事実、騎士団所属のエンブレムは所持している。
騎士団より除名された物はエンブレムは剥奪されるのが当たり前だからだ。
「まぁ、されたようなもんだろ?何も聞かずに国を出ろなんてさ」
メルフィストの言葉に私はうなずきながらもそれより数日も前に聞いた話が忘れられない。
たまたま立ち聞きしてしまった団長と国を守る巫女の会話を。
それは国が狙われていると言うこと。
確かにこのところ不穏な空気を感じていたのは事実だ。
だが、気のせいだと思いこんだところもある。
魔族の横行。
それはこの国だけじゃない。
そう思っていた。
それが、国を狙うモノの仕業だとは私は夢にも思わなかった。
いや、今でも信じられない気持ちでいっぱいだ。
団長も巫女もまだ確信はしていない。
だから私たちに外を見ろと送り出したのだろう。
自由に動ける私たちを。
騎士団の…団長の側近の中で自由に動けるのは私とメルフィストだけだ。
アイズは次代の巫女であるレイフィリアの護衛を務めなくてはならないし、リトは王国の大臣の息子だ。

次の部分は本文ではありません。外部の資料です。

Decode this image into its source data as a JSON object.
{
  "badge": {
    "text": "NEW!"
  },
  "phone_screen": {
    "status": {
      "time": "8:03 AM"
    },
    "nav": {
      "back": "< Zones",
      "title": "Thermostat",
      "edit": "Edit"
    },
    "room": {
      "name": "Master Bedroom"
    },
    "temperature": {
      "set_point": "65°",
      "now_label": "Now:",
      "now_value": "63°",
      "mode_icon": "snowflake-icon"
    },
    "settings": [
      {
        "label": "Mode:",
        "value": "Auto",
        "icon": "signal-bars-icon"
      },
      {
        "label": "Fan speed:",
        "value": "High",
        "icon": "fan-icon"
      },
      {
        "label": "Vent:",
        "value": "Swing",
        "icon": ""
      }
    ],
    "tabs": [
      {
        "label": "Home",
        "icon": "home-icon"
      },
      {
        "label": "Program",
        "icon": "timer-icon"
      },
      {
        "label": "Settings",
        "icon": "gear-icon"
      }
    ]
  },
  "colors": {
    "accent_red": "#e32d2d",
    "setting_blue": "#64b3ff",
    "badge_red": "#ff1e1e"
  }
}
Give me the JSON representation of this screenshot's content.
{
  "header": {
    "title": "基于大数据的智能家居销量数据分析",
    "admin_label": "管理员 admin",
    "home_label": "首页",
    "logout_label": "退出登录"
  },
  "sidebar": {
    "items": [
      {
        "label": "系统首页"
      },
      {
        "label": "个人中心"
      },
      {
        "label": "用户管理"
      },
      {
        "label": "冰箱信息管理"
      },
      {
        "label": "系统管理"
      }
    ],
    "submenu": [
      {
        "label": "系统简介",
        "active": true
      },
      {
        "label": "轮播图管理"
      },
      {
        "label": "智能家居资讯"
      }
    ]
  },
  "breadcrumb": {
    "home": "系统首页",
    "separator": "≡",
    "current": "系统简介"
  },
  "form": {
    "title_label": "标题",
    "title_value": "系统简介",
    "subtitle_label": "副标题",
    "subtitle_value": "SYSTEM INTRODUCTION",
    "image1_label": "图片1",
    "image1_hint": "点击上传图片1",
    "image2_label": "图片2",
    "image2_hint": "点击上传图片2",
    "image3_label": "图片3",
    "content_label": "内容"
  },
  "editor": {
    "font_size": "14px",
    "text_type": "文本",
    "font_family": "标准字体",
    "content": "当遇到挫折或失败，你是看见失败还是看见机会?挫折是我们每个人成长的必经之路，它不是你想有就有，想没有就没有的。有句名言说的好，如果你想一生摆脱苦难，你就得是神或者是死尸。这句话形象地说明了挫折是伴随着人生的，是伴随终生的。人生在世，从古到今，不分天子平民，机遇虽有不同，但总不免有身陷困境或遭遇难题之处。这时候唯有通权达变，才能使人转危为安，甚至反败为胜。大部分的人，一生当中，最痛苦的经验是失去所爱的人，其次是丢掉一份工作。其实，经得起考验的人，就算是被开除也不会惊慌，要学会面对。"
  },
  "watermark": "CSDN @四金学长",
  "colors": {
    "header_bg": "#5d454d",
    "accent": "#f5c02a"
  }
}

巫女の護衛を務めなくてはならない者が自由に旅するわけにはいかないし、大臣の息子が旅をしたらそれこそ何かを勘ぐられてもおかしくない。
だからこそ私たちに言ったのだろう。
……だがコレは想像でしかない。
本当の所は分からない。
視野を広く持てと常々言っていた団長の事だ、前しか見ていない私たちに自由に旅をしろと言ったのかも知れない。
「で、クリス、ドコに行く?」
「何で私に聞くんだ。お前が行きたいところはないのか?」
「まぁ、有るとしたら、ドコ?」
だから、なんで聞き返す。
「オレはさぁまぁ、お前が一緒ならドコでもいけそうな気がするけどな」
メルはそう言ってまた歩き出す。
さらっとそんな台詞を吐くな!!。
どうしろって言うんだ!!
「ここはやっぱり世界中の食が集まるシスアードって言うのもあるなぁ……」
相変わらずの食いしん坊め。
メルフィストといるとだいたい食がメインになるのは何でだろう。
ただの幼なじみの宿命なのだろうか……。
青い空を見上げ思わずため息をつく。
本当に視野を広くもてるのだろうか。
このままでは本当にただの旅になってしまうような気がする。
「だから、何とかなるだろ?難しく考える事じゃないさ。中にいたら分からないことでも外に出れば見えることがある。外から見たら分からなくても中にいたら見えることがある。オレ達は今までハーシャの中にいたんだ。中から見たことはよく分かった。中からじゃ隠されてるかもしれない。じゃあ、外からは?それが分かるんじゃないのか」
外から見れば中で分からなかったことが分かる……か。
「ともかく当分は考えないでいろいろ動いてみよう。そうしたらそのうち見えてくるかも知れない。団長がオレ達に旅をしろと言った意味を。そうだろ?」
そう……だな。
「よし、そうときまればコーラルスの大陸に移動だな。ドコに行くかはぎりぎりまで考えよう。ココからだとフュルトの港が近いけど、ダウェイまで言っても途中にスクードの道があるから問題ないし」
メルフィストの言葉に私はうなずく。
これから何が起こるんだろう。
不安と期待を抱きながら、まだ私たちの旅は始まったばかりなのだ。
メルフィストは槍所持で、クリスは大剣所持です。二人とも背中にしょってます。
キャストはもうちょっと秘密。
サラの話に出てきた『アイズとレーアちゃん』はこの話に出てきた『アイズとレイフィリア』と同一人物です。
サラの話はこの話よりも数十年あと少なくても40年〜50年は後だと思います。